What’s more, the poorest households--which are located in rural villages with little to no public water supply--pay the most for it. Precisely, 900 times more than the upper classes.
In the past few years, however, the villagers have found a game plan--a solution that falls naturally from the sky.
The Strategy
Daniella Flores recalls walking through a gravelly path flanked by rice paddies to visit a steel tank in Achinakom. The tank is larger than the rest, holding 25,000 liters of rainwater, which serves 20 households. The week of her visit, the village had been flooded knee-deep thanks to constant downpours. The 2013 monsoon season had begun earlier that July.
「I can’t say this is unfortunate,」 wrote Flores in her field journal, 「since most of our tanks are almost filled to capacity…!」
Flores is Vice President of Rainwater for Humanity (R4H), a social enterprise run by students at Brown University in partnership with the School of Environmental Sciences at Mahatma Gandhi University. Its mission: to provide affordable rainwater harvesting tanks to the people of Kuttanad, a region in southern India that encompasses the village of Achinakom.
The group constructed its first tank in 2009. Since then, 13 tanks have been built in the region, benefiting 80 families in total. Each locally-made harvesting tank, with a cost of $800, can serve three to five families.
These tanks are an example of upcycling, an environmental principle that envisions recycling materials in such a way that the environment improves with use. The R4H tanks convert the rainwater--the raw material--into clean water that can be safely used for drinking, cooking, and bathing.
Rainwater harvesting systems have existed since antiquity. Concrete, water-proof cisterns from the Roman Empire are the earliest precursors to the mold-cast, circular tanks designed by R4H. In the U.S., modern stormwater management practices include harvesting rainwater from rooftop barrels or underground cisterns, which can be reused for toilet flushing or gardening.

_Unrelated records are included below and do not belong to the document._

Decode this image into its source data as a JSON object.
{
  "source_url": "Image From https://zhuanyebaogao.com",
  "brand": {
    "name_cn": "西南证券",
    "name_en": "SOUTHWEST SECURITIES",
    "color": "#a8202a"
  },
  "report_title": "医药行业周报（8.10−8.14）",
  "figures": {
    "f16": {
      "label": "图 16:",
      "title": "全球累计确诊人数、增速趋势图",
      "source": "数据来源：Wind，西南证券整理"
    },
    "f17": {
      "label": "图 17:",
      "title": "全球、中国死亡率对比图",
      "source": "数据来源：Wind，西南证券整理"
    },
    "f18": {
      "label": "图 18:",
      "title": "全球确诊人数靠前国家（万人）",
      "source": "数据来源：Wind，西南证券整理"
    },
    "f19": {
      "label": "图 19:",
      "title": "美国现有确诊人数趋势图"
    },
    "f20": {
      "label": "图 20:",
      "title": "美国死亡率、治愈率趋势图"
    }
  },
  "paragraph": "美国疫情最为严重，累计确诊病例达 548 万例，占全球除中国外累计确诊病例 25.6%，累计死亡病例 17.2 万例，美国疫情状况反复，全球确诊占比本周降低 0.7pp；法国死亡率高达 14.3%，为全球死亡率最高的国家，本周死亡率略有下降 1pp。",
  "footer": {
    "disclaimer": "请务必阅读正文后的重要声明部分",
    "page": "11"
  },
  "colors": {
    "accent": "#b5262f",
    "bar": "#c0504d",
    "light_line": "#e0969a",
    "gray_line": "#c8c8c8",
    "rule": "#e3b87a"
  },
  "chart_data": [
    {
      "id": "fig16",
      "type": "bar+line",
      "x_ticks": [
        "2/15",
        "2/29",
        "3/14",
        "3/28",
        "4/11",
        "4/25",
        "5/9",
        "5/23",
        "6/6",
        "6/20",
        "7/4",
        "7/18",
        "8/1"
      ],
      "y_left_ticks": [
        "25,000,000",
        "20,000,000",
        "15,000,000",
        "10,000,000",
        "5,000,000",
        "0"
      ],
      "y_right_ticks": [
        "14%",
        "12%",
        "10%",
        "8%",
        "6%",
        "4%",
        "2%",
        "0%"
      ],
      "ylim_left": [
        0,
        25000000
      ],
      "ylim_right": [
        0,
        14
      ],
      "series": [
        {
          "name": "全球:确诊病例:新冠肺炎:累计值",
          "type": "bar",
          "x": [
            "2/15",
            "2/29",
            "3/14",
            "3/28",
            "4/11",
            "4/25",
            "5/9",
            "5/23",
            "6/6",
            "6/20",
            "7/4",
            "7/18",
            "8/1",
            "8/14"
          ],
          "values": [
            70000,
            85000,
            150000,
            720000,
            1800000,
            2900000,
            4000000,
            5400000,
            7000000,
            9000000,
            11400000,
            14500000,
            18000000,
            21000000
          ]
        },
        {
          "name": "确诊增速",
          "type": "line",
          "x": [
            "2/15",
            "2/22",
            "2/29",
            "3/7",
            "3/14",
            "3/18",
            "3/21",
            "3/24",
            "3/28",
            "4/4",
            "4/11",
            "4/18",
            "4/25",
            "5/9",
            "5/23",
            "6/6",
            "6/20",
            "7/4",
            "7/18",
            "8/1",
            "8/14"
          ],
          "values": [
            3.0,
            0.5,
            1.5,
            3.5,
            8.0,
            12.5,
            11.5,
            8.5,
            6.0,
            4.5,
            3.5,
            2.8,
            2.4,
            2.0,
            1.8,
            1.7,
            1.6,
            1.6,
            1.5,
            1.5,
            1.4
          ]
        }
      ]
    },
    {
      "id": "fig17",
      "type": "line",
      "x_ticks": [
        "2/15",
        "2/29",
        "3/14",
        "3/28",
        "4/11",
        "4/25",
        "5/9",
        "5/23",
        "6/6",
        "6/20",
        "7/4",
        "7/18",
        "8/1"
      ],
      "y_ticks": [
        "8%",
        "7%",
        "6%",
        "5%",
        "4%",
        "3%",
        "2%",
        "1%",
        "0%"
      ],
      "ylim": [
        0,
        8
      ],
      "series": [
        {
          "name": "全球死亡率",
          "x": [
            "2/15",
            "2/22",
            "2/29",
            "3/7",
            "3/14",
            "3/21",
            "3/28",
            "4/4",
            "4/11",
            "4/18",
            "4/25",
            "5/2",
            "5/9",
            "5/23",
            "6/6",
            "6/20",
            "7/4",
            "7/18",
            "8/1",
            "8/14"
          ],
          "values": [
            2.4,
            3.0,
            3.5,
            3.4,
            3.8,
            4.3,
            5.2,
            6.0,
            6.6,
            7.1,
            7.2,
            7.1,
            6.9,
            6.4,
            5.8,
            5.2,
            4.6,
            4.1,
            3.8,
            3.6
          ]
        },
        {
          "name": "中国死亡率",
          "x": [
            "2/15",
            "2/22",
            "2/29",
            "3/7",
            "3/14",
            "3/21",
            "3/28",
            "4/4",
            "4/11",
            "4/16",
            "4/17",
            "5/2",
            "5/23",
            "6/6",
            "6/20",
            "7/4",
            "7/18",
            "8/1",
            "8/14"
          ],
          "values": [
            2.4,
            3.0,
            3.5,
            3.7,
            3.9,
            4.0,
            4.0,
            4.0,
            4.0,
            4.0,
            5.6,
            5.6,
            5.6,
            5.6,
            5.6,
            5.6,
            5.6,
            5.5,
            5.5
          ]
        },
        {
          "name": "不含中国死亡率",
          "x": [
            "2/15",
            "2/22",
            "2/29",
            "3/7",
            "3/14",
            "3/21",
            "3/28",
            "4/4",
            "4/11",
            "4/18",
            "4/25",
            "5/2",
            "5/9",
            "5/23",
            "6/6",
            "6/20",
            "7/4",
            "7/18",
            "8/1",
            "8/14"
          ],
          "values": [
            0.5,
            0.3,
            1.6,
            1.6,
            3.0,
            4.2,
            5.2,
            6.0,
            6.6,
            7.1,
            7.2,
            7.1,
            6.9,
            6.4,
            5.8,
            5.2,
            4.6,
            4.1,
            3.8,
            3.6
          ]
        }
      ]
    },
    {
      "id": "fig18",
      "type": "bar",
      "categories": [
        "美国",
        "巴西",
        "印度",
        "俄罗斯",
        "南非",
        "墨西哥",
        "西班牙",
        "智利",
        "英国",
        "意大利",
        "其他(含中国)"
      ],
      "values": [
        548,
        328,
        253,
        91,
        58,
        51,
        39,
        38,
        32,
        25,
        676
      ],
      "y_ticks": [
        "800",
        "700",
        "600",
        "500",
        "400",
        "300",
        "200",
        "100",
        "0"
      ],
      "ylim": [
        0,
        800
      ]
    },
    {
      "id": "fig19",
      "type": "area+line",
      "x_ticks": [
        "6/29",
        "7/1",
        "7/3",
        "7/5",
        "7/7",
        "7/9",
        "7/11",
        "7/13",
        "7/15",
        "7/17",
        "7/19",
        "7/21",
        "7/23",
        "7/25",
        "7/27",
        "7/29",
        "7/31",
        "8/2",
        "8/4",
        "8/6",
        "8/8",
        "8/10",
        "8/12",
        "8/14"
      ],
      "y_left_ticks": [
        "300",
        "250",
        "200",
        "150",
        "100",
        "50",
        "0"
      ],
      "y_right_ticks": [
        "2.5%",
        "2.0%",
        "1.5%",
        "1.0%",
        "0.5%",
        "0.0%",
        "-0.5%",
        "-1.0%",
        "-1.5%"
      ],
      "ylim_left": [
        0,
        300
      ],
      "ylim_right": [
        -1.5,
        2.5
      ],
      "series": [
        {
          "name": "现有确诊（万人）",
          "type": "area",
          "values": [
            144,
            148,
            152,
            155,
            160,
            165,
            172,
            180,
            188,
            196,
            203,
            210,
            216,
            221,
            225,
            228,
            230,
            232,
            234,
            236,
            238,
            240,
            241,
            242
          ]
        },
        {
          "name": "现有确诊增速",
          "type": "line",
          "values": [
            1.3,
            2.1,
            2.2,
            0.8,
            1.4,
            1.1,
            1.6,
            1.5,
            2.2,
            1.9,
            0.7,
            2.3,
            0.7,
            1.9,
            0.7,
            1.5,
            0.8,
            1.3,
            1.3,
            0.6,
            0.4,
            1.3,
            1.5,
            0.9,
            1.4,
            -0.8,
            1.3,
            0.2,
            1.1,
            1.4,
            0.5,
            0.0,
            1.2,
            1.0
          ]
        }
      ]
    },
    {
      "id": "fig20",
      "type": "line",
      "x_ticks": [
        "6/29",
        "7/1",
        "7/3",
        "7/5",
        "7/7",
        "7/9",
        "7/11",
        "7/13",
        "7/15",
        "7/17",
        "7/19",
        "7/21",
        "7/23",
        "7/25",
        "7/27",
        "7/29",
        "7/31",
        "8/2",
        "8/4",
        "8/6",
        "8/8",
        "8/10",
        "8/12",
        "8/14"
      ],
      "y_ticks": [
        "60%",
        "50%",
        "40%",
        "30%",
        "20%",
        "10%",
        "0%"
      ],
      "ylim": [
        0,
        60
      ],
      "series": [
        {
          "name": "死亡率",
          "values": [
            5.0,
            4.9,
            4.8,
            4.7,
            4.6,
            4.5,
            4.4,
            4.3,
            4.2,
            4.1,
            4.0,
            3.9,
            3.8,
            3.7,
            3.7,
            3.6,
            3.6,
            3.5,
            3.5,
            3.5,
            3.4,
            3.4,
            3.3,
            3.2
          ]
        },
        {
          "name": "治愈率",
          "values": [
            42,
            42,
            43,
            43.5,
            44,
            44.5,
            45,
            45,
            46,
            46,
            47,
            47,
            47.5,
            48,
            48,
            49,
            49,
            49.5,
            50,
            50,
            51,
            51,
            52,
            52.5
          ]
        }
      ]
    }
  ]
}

In Anchinakom, villagers have traditionally used plastic containers to harvest water during the period from the monsoon season to the dry season. The improvised plastic rain barrels, however, are problematic as they provide limited storage and are exposed to contaminants.
The R4H tanks have proven to be a step up. Indeed, after switching to the new tanks, users report having increased supplies of water and saving about 8.5 hours per week, which allows parents to spend more time with their children in addition to generating extra income.
One villager agrees. Ms. Shila is a member of the Asparawa Screwpine Society, a local 1000-member women’s self-help group. Having access to the tank, she told Flores, allowed extra time for her to weave craft items from screwpine, which she could later sell.
R4H is also innovative for its vending model. Each family pays a monthly fee, which is less than what they would pay a traditional vendor. R4H uses the revenue to cover tank operation costs and initial investment for future projects.
While R4H designs the tanks, it is the community that benefits from and, ultimately, sustains them. Community leaders have established Water User Groups (WUGs) that allow members to voice feedback and to facilitate tank sharing among families. WUGs also give women the opportunity to perform accounting of tank revenues--a democratic innovation that’s a significant upgrade from the former vendor-purchaser relationship.
Thanks to these measurable successes, R4H plans to raise $500,000 in the coming year to increase impact and expand into new areas. With a recent $25,000 grant from the Ford Fund, R4H will be constructing an additional 36 tanks, bringing the total to 50. The team is currently sketching designs for a new tank that would use a construction material made out of vegetable fiber, potentially reducing costs by about 40% per tank.
The R4H project shows that it is possible to accomplish the triple top line--ecology, economy, and equity--as envisioned by William McDonough, author of the popular sustainability manual Cradle to Cradle: Remaking the Way We Make Things.
As the holiday season draws nearer, let’s imagine ways we can share the gifts we often taken for granted with others--because, as the work of Rainwater for Humanity illustrates, one person’s dark cloud may be another person’s silver lining.